Indrajitsinhji

Personal information
- Full name: Kumar Shri Madhavsinhji Jadeja Indrajitsinhji
- Born: 15 June 1937 Jamnagar, British India
- Died: 12 March 2011 (aged 73) Mumbai, India
- Batting: Right-handed
- Role: Wicket-keeper
- Relations: Duleepsinhji (uncle); Ranjitsinhji (great uncle); Hanumant Singh (cousin); Suryaveer Singh (cousin);

International information
- National side: India;
- Test debut (cap 109): 2 October 1964 v Australia
- Last Test: 15 October 1969 v New Zealand

Career statistics
| Competition | Test | First-class |
| Matches | 4 | 90 |
| Runs scored | 51 | 3694 |
| Batting average | 8.50 | 26.76 |
| 100s/50s | 0/0 | 5/16 |
| Top score | 23 | 124 |
| Catches/stumpings | 6/3 | 133/80 |
- Source: ESPNcricinfo, 17 March 2011

= Indrajitsinhji =

Indian cricketer (1937–2011)

Kumar Shri Indrajitsinhji Madhavsinhji (15 June 1937 – 12 March 2011) was an Indian cricketer who played in four Test matches from 1964 to 1969 as a wicket-keeper-batsman.

== Early life ==
Indrajitsinhji was born in Jamnagar, Gujarat. He was educated at the Rajkumar College and St. Stephen's College.

== Career ==
He played first-class cricket from 1954 to 1973, for Delhi and Saurashtra. He was one of the first wicketkeepers to pass 100 dismissals (caught or stumped) in the Ranji Trophy, and set a record by taking 23 dismissals in the competition in one year in the 1960–61 season.

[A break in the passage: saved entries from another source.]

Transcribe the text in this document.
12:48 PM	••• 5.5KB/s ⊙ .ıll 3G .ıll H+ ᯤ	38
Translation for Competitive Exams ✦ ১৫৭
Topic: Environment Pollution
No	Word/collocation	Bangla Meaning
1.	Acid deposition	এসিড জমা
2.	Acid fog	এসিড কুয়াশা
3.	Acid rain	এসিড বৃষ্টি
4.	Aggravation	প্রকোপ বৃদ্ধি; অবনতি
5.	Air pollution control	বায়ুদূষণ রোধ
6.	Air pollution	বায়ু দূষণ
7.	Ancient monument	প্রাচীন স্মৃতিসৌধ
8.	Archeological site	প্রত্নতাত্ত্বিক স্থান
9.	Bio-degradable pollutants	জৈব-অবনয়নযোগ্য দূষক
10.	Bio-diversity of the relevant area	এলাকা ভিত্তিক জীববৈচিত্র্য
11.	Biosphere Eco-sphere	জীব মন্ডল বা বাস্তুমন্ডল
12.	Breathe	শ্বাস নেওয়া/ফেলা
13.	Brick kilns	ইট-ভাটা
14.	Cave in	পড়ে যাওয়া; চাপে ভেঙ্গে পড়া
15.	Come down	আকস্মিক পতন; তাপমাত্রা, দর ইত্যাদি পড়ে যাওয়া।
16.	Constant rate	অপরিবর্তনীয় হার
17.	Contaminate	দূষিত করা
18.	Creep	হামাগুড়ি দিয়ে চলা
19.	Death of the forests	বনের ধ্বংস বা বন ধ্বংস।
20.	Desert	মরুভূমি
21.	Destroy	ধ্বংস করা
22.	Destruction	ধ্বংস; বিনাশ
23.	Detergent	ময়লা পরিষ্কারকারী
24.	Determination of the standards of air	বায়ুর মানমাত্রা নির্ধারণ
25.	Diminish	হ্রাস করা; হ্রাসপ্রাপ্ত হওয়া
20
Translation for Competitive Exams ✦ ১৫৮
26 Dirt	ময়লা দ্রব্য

Although an accomplished wicketkeeper in Indian domestic cricket, he was kept out of the India national cricket team by Farokh Engineer and Budhi Kunderan. He played in only four Test matches: the three-match series against Australia in 1964–65, and one Test against New Zealand at Hyderabad in 1969–70 when Engineer was injured.

He died in Mumbai at the age of 73.

== Personal life and family ==
His grandfather, Mohansinhji, was the brother of Ranjitsinhji and uncle of Duleepsinhji, both of whom also played Test cricket. His cousins included Suryaveer Singh and Hanumant Singh. He was educated at Rajkumar College, Rajkot.